At some competitions the top two or three placed competitors are required to do a range and conditioning exercise which is a set routine of exercices on the floor and are judged by a panel of judges. A score of 70% or above is requiredf or your to pass and be allowed to go through to the next level of competition. Your coach will train you how to do this routine amd what is involved in it. The routine is found on the link above to the routines under the British Gymnastics TRA Regional Technical Regulations 2023.

Scoring a Routine

There are 3 or 4 different elements that make up a trampoline score. These are:

Routine 1 - Set Routine

Execution (E) Score: this is what the judges mark on the form, control and stablilty of each move - max 20.0 for a routine 

Horizontal Displacement (HD) Score: how much you travel outside of the box with the red cross in it - max 10.0 for a routine

Time of Flight (ToF) Score: how much time you spend in the air in the routine - 1 second = 1 whole mark.

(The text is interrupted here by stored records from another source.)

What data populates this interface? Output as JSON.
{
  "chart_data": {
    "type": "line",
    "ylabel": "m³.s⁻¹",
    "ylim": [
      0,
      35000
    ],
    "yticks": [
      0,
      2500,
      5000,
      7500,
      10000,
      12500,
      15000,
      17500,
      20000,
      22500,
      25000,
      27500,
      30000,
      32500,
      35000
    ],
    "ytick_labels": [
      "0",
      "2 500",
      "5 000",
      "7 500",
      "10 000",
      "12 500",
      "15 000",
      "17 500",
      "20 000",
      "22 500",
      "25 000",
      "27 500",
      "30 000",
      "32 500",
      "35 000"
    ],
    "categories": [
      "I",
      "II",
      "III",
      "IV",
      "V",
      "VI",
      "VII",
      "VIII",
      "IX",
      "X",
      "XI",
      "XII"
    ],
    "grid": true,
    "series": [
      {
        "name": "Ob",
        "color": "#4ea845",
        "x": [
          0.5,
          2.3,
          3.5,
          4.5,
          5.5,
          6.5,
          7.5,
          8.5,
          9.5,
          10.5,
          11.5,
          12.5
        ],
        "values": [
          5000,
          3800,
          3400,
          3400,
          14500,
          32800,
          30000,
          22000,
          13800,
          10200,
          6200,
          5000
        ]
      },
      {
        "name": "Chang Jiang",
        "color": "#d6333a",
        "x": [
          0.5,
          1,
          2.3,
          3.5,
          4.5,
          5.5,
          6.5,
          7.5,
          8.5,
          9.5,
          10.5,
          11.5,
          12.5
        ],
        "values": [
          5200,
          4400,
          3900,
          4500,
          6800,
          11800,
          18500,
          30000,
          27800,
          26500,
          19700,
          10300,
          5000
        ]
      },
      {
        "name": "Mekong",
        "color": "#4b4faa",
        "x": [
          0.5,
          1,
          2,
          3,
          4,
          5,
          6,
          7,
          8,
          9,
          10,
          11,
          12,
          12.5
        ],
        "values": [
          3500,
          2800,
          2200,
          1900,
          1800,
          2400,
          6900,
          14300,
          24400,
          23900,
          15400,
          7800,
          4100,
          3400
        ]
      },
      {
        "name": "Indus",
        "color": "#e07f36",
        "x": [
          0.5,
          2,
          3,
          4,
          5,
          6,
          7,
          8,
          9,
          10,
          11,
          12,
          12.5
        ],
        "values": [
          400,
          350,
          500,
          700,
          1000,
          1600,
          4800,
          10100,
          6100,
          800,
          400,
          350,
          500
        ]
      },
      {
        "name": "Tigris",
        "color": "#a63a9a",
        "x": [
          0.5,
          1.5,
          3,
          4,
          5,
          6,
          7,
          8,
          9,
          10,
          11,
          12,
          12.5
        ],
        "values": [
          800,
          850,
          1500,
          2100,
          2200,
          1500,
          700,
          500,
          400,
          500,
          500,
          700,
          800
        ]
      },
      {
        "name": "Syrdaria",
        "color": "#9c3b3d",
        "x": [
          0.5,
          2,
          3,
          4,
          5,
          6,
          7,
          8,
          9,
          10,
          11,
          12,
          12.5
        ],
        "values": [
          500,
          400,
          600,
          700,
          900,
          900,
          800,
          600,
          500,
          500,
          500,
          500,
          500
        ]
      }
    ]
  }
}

Routine 2 - Voluntary Routine

Execution (E) Score: this is what the judges mark on the form, control and stablilty of each move - max 20.0 for a routine 

Horizontal Displacement (HD) Score: how much you travel outside of the box with the red cross in it - max 10.0 for a routine

Time of Flight (ToF) Score: how much time you spend in the air in the routine - 1 second = 1 whole mark. Difficulty (D) Score: each skill has a set difficulty rating and the 10 skills are added together

Time of Flight is not used at all competitions and is usually only at the higher levels. It is not used at Schools competitions or Disablity competitions or the lower levels for British Gymnastics competions.

The two scores from the Set and Voluntary are added together to get the final results. The highest score wins.